Property professors will love this -- and I'm going to use some of these examples in my property class this fall. There are a ton of interesting things to talk about here. I suspect some of these restrictions are enforceable -- like the ones against the exotic dance club. And some of these are understandable when the church is thinking about protecting its schools, such as the restriction of property for use by a charter school. I'd want to look at Massachusetts competition law on this; my guess would be that's a reasonable restriction, but I'd want to know a lot more about the neighborhood and alternative property the charter school. This restriction on use might be struck down as unreasonable.
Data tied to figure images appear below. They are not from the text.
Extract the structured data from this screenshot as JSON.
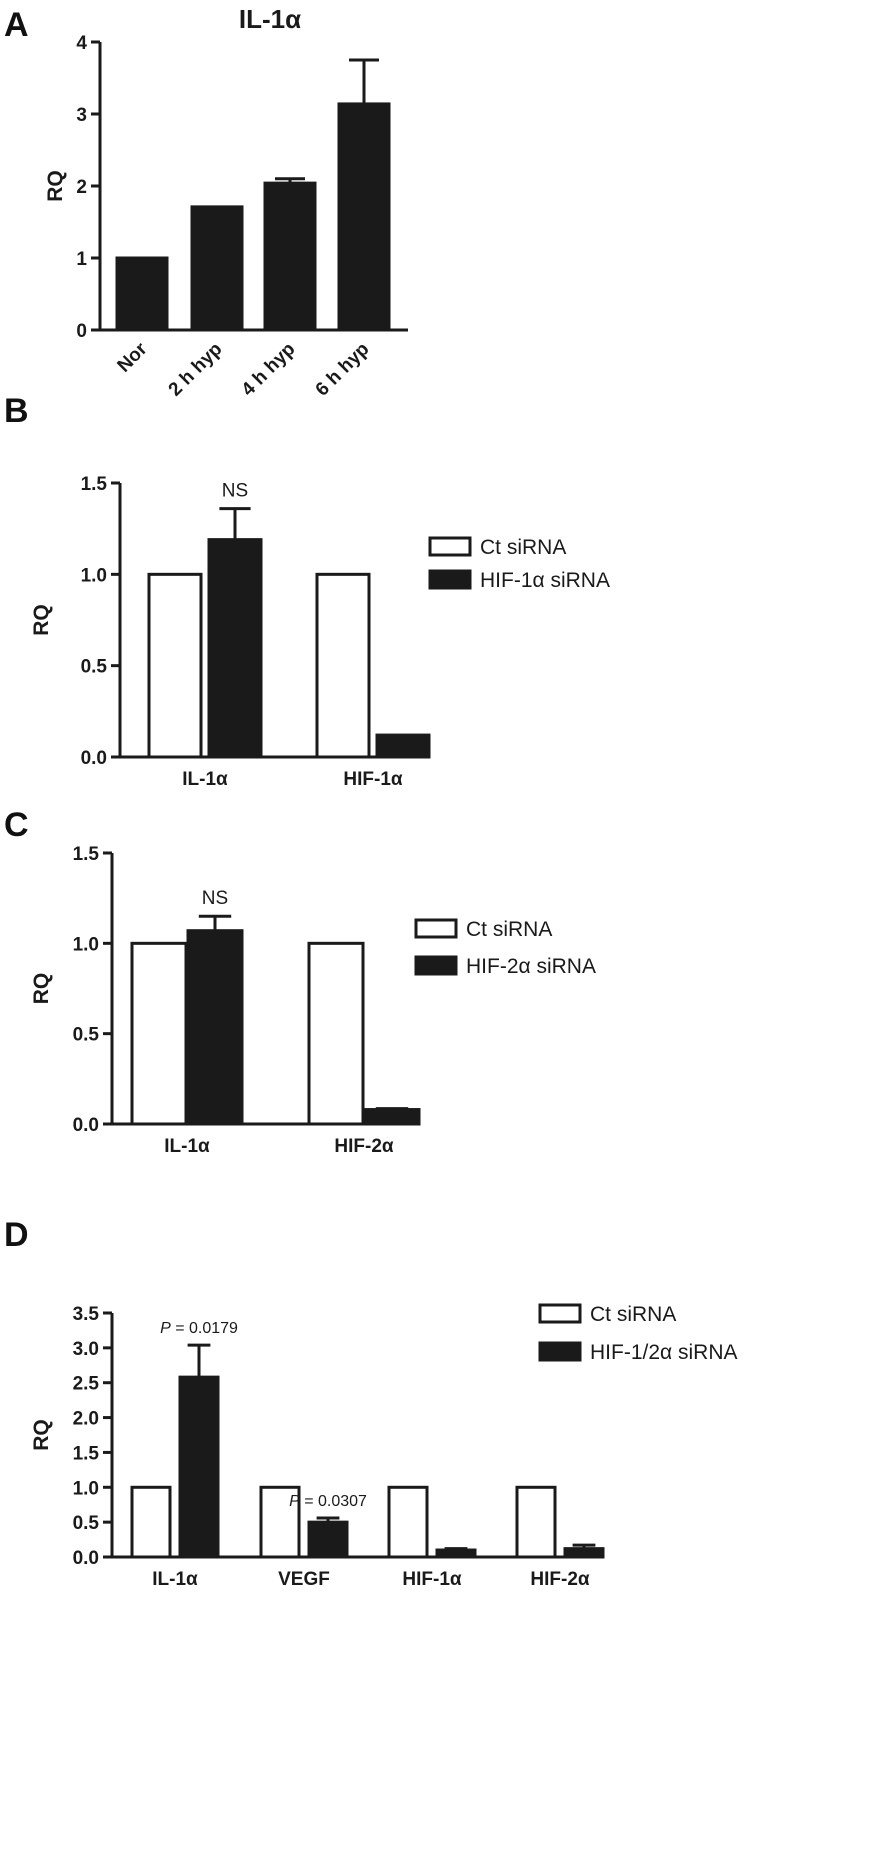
{
  "panels": {
    "A": "A",
    "B": "B",
    "C": "C",
    "D": "D"
  },
  "chart_data": [
    {
      "panel": "A",
      "type": "bar",
      "title": "IL-1α",
      "ylabel": "RQ",
      "xlabel": "",
      "ylim": [
        0,
        4
      ],
      "yticks": [
        "0",
        "1",
        "2",
        "3",
        "4"
      ],
      "categories": [
        "Nor",
        "2 h hyp",
        "4 h hyp",
        "6 h hyp"
      ],
      "category_label_rotation": "rotated 45°",
      "series": [
        {
          "values": [
            1.0,
            1.71,
            2.04,
            3.14
          ],
          "errors": [
            0,
            0,
            0.06,
            0.61
          ],
          "fill": "#1a1a1a"
        }
      ],
      "grid": false
    },
    {
      "panel": "B",
      "type": "bar",
      "title": "",
      "ylabel": "RQ",
      "ylim": [
        0,
        1.5
      ],
      "yticks": [
        "0.0",
        "0.5",
        "1.0",
        "1.5"
      ],
      "categories": [
        "IL-1α",
        "HIF-1α"
      ],
      "series": [
        {
          "name": "Ct siRNA",
          "values": [
            1.0,
            1.0
          ],
          "errors": [
            0,
            0
          ],
          "fill": "#ffffff"
        },
        {
          "name": "HIF-1α siRNA",
          "values": [
            1.19,
            0.12
          ],
          "errors": [
            0.17,
            0
          ],
          "fill": "#1a1a1a"
        }
      ],
      "annotations": [
        {
          "text": "NS",
          "category": "IL-1α",
          "series": 1
        }
      ],
      "legend": "right",
      "grid": false
    },
    {
      "panel": "C",
      "type": "bar",
      "title": "",
      "ylabel": "RQ",
      "ylim": [
        0,
        1.5
      ],
      "yticks": [
        "0.0",
        "0.5",
        "1.0",
        "1.5"
      ],
      "categories": [
        "IL-1α",
        "HIF-2α"
      ],
      "series": [
        {
          "name": "Ct siRNA",
          "values": [
            1.0,
            1.0
          ],
          "errors": [
            0,
            0
          ],
          "fill": "#ffffff"
        },
        {
          "name": "HIF-2α siRNA",
          "values": [
            1.07,
            0.08
          ],
          "errors": [
            0.08,
            0.005
          ],
          "fill": "#1a1a1a"
        }
      ],
      "annotations": [
        {
          "text": "NS",
          "category": "IL-1α",
          "series": 1
        }
      ],
      "legend": "right",
      "grid": false
    },
    {
      "panel": "D",
      "type": "bar",
      "title": "",
      "ylabel": "RQ",
      "ylim": [
        0,
        3.5
      ],
      "yticks": [
        "0.0",
        "0.5",
        "1.0",
        "1.5",
        "2.0",
        "2.5",
        "3.0",
        "3.5"
      ],
      "categories": [
        "IL-1α",
        "VEGF",
        "HIF-1α",
        "HIF-2α"
      ],
      "series": [
        {
          "name": "Ct siRNA",
          "values": [
            1.0,
            1.0,
            1.0,
            1.0
          ],
          "errors": [
            0,
            0,
            0,
            0
          ],
          "fill": "#ffffff"
        },
        {
          "name": "HIF-1/2α siRNA",
          "values": [
            2.58,
            0.5,
            0.1,
            0.12
          ],
          "errors": [
            0.46,
            0.06,
            0.02,
            0.05
          ],
          "fill": "#1a1a1a"
        }
      ],
      "annotations": [
        {
          "text": "P = 0.0179",
          "category": "IL-1α",
          "series": 1
        },
        {
          "text": "P = 0.0307",
          "category": "VEGF",
          "series": 1
        }
      ],
      "legend": "right",
      "grid": false
    }
  ]
}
What interests me in particular are the restrictions on abortion. Couple of things to think about here. The Restatement Third of Servitudes § 3.1 -- if applied in Massachusetts -- would be a problem for the enforcement. Recall that § 3.1 construes a servitude that unreasonably burdens a fundamental constitutional right as a violation of public policy. (I get the restatement's references to constitutional rights in this private law context is odd and I'm always somewhat confused by it.) But even if Massachusetts doesn't follow § 3.1, I would be surprised if a court thought that restriction were enforceable. That seems like an expansive intrusion the rights of the new owner, the kind that courts would likely think goes too far. Another problem is that the benefit is probably not even appurtenant to any surrounding property. That seems like the benefit's probably in gross and thus the burden is unlikely to run. I looked at a couple of these deeds a few months ago and they say that the restrictions are for the benefit of the property the church retains, but in some cases that property is miles away from the property that's being sold. And then there's the issue of Shelley v. Kraemer. Assuming Shelley continues as good law, the enforcement of the covenant through the courts would be state action. This would be subject to an analysis the same as a municipality passing a zoning ordinance that restricted abortion, I would think. Perhaps it could pass, but I'd be very skeptical.
But my guess is that these restrictions, as so many, are really more about making a statement about the seller's values than thinking that they're really going to be enforced. Anyway, lots of things to talk about in there and just in time for planning the fall property class!